The IFE allegations come on the heels of charges by U.S.-based NGO Global Exchange and Mexico's Civil Alliance that the Latin American nation is intimidating international observers by throwing up immigration snags.
Global Exchange Coordinator Ted Lewis said in a statement issued on Tuesday he was detained and deported from the airport in the western city of Guadalajara after entering the country to meet with IFE officials. Lewis added that the regulations from the IFE state that election observation visas can be obtained from inside Mexico after entering the country on a tourist visa.
The National Migration Institute, the government agency in charge of immigration issues, however, denied it was hindering election watchdog efforts.
"What foreigners do in Mexico will never be restricted for political reasons, if it's legal," said institute spokeswoman Angelica Rendon. "If the IFE says that (Lewis' deportation) is illegal it is because it doesn't have sufficient information on the issue."
Rendon said Lewis was trying to gain new entrance to Mexico, even though he had been deported on at least two previous occasions. "Ted Lewis is someone who performed on various occasions activities that are not permitted," she said.
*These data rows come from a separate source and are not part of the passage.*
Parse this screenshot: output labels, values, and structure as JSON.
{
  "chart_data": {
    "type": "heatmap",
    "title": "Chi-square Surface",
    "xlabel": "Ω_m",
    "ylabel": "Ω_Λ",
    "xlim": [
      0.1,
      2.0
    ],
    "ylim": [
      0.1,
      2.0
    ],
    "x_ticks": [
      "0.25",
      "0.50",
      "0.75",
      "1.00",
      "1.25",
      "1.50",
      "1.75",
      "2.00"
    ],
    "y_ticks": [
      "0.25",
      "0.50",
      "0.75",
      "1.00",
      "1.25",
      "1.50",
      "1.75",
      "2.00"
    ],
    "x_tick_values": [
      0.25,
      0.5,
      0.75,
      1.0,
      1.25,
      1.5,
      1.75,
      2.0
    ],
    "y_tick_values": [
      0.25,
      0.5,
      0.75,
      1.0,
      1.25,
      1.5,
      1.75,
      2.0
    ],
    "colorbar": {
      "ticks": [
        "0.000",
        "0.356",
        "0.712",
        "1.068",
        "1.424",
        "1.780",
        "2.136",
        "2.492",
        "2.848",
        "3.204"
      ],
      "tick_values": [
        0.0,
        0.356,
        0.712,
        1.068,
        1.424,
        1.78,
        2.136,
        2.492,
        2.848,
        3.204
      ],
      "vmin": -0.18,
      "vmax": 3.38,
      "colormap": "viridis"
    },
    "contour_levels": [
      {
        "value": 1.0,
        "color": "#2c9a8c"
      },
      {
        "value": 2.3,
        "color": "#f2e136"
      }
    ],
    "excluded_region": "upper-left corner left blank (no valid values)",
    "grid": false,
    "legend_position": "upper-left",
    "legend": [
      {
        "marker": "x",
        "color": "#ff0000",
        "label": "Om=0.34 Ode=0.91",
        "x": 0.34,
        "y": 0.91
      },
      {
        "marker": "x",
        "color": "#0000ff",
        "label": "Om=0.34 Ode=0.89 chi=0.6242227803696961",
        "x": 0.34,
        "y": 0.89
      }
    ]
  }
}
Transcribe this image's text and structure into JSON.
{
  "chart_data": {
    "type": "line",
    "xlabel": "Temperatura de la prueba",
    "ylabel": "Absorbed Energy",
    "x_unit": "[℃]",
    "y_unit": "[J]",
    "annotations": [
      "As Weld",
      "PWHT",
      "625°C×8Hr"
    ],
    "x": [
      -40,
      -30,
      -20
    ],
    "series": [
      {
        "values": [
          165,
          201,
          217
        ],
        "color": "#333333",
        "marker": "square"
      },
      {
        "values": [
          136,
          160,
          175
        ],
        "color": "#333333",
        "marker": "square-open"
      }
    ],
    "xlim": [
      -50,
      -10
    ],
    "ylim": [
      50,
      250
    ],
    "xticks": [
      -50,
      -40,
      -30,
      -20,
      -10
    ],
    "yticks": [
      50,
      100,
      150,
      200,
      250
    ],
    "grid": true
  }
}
Lewis' group has been accused by the Mexican government of promoting "revolutionary tourism," organising visits by foreigners to the southern state of Chiapas to meet with Zapatista Indian rebels, who took up arms in January 1994.
The government has expelled dozens of foreigners in the past two years for allegedly engaging in political activities while in the country on tourist visas.
Rendon said foreign observers who have registered their visits adequately have entered Mexico without problem.
The IFE expects some 1,000 foreign observers for the July elections, in which ruling Institutional Revolutionary Party candidate Francisco Labastida is squaring off against the centre-right National Action Party's Vicente Fox for the nation's top job.
[*Note from Ted: I was never deported from Mexico prior to April 9, 2000. Also, the INM has never informed me of any activity I have performed in Mexico that was "not permitted".]